AGNIESKA ZAGORSKA LAW OFFICE                             POUR LE DÉFENDEUR

OTTAWA, ONTARIO

(613) 948-7424                                                                      



[1] Selon son FPR et son témoignage le demandeur aurait eu 6 ans.  Toutefois, à l’audience le défendeur a noté que selon la date de naissance indiquée sur son passeport, Mr. Albert aurait plutôt eu huit ans. 

[2] Camp de Mugunga situé à la frontière entre le Rwanda et la RDC. 

[3] Il convient de noter que la mère et les sœurs du demandeur on quitté le Rwanda en 2001 croyant le demandeur et son père morts. Elles ont obtenu le statut de réfugié au Canada en 2003.  Toutefois, le demandeur témoigne qu’il n’a appris leur présence au Canada qu’en  octobre 2005.

[4] Selon le témoignage du demandeur, il aurait indiqué à ses camarades dans le quartier qu’il entendait faire une telle dénonciation.

[5] À l’audience on n’a jamais élucidé à quel moment Zéna et lui ont eu cette discussion.  Toutefois, le demandeur a clairement témoigné que c’est seulement en septembre qu’il a décidé de ne pas se rendre à l’entrevue.

[6] Il n’y a aucune preuve à savoir quand la demande de passeport a été déposée.

[7] À l’audience le demandeur à indiqué que ce foyer est fréquenté généralement par les réfugiés qui attendent de présenter leurs demandes au Canada.  Toutefois, il n’y a aucune preuve à cet égard dans le dossier.

[8]  La documentation au dossier indique que des rescapés qui ont témoigné contre des génocidaires ont fait l’objet de violence.
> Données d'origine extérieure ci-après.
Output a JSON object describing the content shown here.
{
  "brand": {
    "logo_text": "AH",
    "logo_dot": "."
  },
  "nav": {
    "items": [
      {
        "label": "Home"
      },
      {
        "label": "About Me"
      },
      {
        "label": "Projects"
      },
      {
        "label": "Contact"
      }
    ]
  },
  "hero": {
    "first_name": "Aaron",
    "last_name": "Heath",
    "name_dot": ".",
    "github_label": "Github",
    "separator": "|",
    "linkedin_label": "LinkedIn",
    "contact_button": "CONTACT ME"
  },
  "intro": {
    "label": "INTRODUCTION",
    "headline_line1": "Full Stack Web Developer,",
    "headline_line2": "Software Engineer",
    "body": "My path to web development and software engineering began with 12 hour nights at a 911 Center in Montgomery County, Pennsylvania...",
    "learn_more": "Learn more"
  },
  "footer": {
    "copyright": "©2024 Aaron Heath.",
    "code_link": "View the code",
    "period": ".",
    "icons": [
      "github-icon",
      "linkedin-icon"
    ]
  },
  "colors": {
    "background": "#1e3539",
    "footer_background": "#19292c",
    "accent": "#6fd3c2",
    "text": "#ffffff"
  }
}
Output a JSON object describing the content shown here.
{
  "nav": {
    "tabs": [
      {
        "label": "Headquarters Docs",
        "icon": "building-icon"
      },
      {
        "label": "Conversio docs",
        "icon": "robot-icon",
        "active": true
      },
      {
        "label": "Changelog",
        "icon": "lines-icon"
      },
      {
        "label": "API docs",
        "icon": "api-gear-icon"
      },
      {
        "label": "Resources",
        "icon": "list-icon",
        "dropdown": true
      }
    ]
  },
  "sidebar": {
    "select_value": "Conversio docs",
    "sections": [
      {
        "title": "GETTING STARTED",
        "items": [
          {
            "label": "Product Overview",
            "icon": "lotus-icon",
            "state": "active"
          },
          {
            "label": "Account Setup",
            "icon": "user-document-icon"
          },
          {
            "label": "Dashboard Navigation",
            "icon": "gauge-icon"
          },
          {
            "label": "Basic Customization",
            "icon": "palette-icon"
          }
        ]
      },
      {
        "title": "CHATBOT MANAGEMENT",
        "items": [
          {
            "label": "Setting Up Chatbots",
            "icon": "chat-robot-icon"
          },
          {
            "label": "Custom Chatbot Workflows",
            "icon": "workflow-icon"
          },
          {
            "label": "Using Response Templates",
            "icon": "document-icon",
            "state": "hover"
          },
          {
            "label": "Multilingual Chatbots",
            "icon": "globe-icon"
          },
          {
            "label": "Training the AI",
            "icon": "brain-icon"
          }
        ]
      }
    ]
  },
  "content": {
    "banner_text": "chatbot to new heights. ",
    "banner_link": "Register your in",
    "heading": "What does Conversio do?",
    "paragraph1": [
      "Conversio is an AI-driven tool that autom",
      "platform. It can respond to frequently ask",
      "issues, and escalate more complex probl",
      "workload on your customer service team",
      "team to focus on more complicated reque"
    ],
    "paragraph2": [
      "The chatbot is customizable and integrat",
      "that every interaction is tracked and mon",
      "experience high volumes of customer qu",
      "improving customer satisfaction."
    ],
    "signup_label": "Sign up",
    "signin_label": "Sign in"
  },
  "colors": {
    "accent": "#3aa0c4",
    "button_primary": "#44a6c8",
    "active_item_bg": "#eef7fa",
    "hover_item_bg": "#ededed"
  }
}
[9] Bien que sa mère soit une Tutsi, le demandeur a indiqué qu’elle fait partie du clan des Lindiros opposé au régime rwandais en place.

 

[10] Le demandeur aura l’opportunité de demander formellement à la SPR de lui fournir une copie de l’exposé circonstancié de sa mère avant la prochaine audience. La SPR pourra alors déterminer si celui-ci corrobore en partie son récit.